Sora shares some common technology with ChatGPT and OpenAI's first text-to-image tool, DALL-E. Specifically, it uses the same transformer architecture as ChatGPT and the same recapturing technique as DALL-E 3, which "involves generating highly descriptive captions for the visual training data."
"As a result," per OpenAI, "the model is able to follow the user's text instructions in the generated video more faithfully."
Examples of movies created by Sora are on the OpenAI announcement, as well as this thread on X/Twitter. Some were generated by prompts grounded in the real world ("A stylish woman walks down a Tokyo street filled with warm glowing neon and animated city signage") and some were purely fantastical ("Animated scene features a close-up of a short fluffy monster kneeling beside a melting red candle").
As impressive as it looks right now, Sora is not ready for primetime. It currently has an imperfect understanding of physics, linearity, and cause and effect, among other things. OpenAI's testers are also still in the process of assessing whether and how easily the model can be used in efforts to spread bias, misinformation and harmful content.
AI's ability to proliferate "fake news" is a persistent and legitimate concern. To address this, OpenAI recently announced that it will embed metadata in all images created by ChatGPT and DALL-E 3 (it's not a bullet-proof solution, however, as the metadata can simply be removed by the end user).
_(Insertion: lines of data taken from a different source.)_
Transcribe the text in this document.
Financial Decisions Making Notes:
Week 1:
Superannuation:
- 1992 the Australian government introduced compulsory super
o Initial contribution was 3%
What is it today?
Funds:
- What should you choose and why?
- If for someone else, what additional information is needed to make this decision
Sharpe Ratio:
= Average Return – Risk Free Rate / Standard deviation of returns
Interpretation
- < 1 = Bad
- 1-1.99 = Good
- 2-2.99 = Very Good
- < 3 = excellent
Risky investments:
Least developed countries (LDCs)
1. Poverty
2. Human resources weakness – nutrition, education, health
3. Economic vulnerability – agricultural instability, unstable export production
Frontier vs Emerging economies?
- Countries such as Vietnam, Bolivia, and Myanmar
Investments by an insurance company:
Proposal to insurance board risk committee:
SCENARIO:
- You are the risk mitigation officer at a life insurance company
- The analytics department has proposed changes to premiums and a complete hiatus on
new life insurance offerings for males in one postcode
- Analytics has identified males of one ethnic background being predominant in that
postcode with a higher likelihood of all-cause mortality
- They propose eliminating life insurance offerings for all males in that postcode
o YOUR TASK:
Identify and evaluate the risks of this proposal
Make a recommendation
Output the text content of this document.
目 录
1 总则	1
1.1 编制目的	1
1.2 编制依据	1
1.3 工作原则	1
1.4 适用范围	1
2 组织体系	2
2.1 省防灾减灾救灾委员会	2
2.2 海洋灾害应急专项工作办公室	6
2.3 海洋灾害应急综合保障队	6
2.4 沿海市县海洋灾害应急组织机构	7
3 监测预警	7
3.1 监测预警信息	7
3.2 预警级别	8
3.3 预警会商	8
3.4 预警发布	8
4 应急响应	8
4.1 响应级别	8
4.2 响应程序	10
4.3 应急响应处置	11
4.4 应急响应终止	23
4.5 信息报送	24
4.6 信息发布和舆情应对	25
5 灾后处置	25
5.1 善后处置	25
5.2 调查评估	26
Videos created by Sora will also come with a similar "detection classifier" that will mark them as AI-generated, OpenAI suggested in its blog.
As another safety handhold, OpenAI is working to ensure Sora prompts and outputs don't violate its usage policies. "[O]nce in an OpenAI product, our text classifier will check and reject text input prompts that are in violation of our usage policies, like those that request extreme violence, sexual content, hateful imagery, celebrity likeness, or the IP of others," the company said. "We've also developed robust image classifiers that are used to review the frames of every video generated to help ensure that it adheres to our usage policies, before it's shown to the user."
Even as it describes its efforts to forestall misuse, OpenAI acknowledged that it's a Sisyphean task. "Despite extensive research and testing, we cannot predict all of the beneficial ways people will use our technology, nor all the ways people will abuse it," it said. "That's why we believe that learning from real-world use is a critical component of creating and releasing increasingly safe AI systems over time."